Rehmat Ali said in 1947 about Anayatullah Khan that he was not in a veterinary college but in an engineering institution.


Rahmat Ali said that the work of these students was limited to signing the declaration and later they did not play any role in naming Pakistan or promoting the concept of Pakistan.


KK Aziz further writes: 'Khattak and Inayatullah gave up this booklet in March 1933.


Anayatullah Khan graduated from the University of London with a degree in civil engineering in 1934. Returning to India, he first worked as a municipal engineer in Peshawar and then became associated with the provincial PWD, from where he retired in 1966. I retired.'


Inayatullah told KK Aziz that in January 1933, Aslam Khattak came to Rehmat Ali's residence to meet him and after a discussion, the three of them signed the declaration.


He further stated that he never met Chaudhry Rahmat Ali after signing Now or Never. Convinced by Rehmat Ali's arguments, these three students who signed Now or Never regretted their signatures and withdrew their cooperation in this regard for the future.


 KK Aziz writes: 'It appears that the students had signed under Rahmat Ali's very strong arguments and inspired by his charismatic personality, but now they reconsidered and withdrew their signatures. had decided.
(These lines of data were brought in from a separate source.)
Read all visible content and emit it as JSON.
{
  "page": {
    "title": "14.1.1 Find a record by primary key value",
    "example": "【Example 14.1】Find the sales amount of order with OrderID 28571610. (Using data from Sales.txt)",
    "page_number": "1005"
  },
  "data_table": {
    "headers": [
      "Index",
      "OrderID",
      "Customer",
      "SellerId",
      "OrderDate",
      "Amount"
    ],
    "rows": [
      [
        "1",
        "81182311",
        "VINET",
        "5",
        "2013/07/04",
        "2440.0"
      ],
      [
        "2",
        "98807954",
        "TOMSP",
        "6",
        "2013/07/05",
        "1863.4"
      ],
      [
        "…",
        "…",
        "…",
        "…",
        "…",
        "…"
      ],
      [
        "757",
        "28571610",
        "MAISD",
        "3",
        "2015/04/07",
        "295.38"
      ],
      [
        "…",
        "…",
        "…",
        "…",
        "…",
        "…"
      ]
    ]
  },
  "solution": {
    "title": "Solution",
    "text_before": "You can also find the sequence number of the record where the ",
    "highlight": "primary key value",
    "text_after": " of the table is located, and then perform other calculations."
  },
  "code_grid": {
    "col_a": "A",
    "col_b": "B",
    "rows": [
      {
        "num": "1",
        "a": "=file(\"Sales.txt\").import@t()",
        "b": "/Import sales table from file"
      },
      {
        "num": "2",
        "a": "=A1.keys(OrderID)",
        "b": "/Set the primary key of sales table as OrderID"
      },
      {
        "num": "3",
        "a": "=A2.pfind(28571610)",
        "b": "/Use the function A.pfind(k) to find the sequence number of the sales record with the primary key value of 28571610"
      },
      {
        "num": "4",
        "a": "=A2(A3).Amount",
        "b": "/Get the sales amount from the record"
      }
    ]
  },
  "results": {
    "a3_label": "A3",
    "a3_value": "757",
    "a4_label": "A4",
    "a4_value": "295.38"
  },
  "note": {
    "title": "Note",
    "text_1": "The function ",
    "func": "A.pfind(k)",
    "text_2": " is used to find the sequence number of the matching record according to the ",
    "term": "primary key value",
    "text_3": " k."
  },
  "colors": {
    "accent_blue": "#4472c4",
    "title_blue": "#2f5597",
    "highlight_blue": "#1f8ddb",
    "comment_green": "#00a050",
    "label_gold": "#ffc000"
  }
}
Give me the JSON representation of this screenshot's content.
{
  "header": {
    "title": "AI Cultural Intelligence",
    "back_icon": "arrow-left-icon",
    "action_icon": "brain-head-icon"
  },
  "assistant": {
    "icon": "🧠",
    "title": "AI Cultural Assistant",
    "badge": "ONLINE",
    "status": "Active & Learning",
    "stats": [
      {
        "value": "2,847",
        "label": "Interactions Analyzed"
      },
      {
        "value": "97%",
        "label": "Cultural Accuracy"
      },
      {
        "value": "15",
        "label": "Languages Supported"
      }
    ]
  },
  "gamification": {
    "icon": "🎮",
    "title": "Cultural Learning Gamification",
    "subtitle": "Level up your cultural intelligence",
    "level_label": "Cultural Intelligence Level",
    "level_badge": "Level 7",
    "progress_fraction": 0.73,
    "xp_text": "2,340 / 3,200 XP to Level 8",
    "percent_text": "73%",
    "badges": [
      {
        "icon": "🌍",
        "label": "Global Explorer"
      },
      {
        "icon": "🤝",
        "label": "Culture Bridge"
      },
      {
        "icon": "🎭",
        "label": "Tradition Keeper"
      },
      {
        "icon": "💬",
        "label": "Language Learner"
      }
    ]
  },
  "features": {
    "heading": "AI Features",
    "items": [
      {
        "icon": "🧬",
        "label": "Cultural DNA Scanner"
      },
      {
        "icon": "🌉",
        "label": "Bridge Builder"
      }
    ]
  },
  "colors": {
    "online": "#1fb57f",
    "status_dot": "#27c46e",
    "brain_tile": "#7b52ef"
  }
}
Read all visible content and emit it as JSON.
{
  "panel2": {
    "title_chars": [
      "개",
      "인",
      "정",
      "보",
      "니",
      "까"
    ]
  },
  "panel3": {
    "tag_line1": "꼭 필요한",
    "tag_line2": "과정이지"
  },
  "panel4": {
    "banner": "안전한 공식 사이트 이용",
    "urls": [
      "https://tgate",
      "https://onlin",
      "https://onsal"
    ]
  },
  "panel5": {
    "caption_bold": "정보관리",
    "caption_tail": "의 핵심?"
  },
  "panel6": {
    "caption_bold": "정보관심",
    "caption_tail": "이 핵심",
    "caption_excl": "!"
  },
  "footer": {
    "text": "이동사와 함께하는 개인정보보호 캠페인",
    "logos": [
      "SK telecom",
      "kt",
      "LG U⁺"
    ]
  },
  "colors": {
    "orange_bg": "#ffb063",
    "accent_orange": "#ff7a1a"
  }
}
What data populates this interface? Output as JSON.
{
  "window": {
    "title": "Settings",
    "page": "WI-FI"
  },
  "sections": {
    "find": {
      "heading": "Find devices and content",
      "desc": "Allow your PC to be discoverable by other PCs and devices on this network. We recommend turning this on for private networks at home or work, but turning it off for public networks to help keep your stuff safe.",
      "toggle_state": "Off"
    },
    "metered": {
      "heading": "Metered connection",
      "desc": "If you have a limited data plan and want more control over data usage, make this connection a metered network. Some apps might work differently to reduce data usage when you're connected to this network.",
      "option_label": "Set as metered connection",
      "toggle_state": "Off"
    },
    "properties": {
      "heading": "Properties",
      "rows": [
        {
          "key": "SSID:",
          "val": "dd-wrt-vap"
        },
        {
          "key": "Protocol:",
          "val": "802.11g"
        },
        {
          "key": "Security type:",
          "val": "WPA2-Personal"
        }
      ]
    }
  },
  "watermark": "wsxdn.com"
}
On March 17, 1933, Aslam Khattak wrote a letter to Rahmat Ali which is preserved in the National Museum Karachi. In this letter, he wrote that 'I am sorry to say that today the administration of Khyber Union has decided to ignore your announcement.'


In the same letter, Aslam Khattak further wrote that 'As the President of Khyber Union, I wish to state that this Union has nothing to do with the pamphlet published under the title Now or Never.


The President (i.e. me) and Secretary (Enayatullah) of Khyber Union signed this pamphlet in their personal capacity and not as representatives of Khyber Union which is purely a social organization and has no political activities of any kind. There is no relation.'

KK Aziz writes: 'There can be no room for any doubt that Rahmat Ali alone was the author of this declaration, but the four signatures below it make it permanent. This concept was of a group of Muslim students.


Chaudhry Rahmat Ali died on February 3, 1951 while Aslam Khattak died on October 10, 2008.


He was also associated with the Civil Service and All India Radio. He also served as a diplomat in Afghanistan and Iran and was elected as a member of the provincial and national assembly several times. His memoirs were also published under the title 'A Pathan Odyssey'.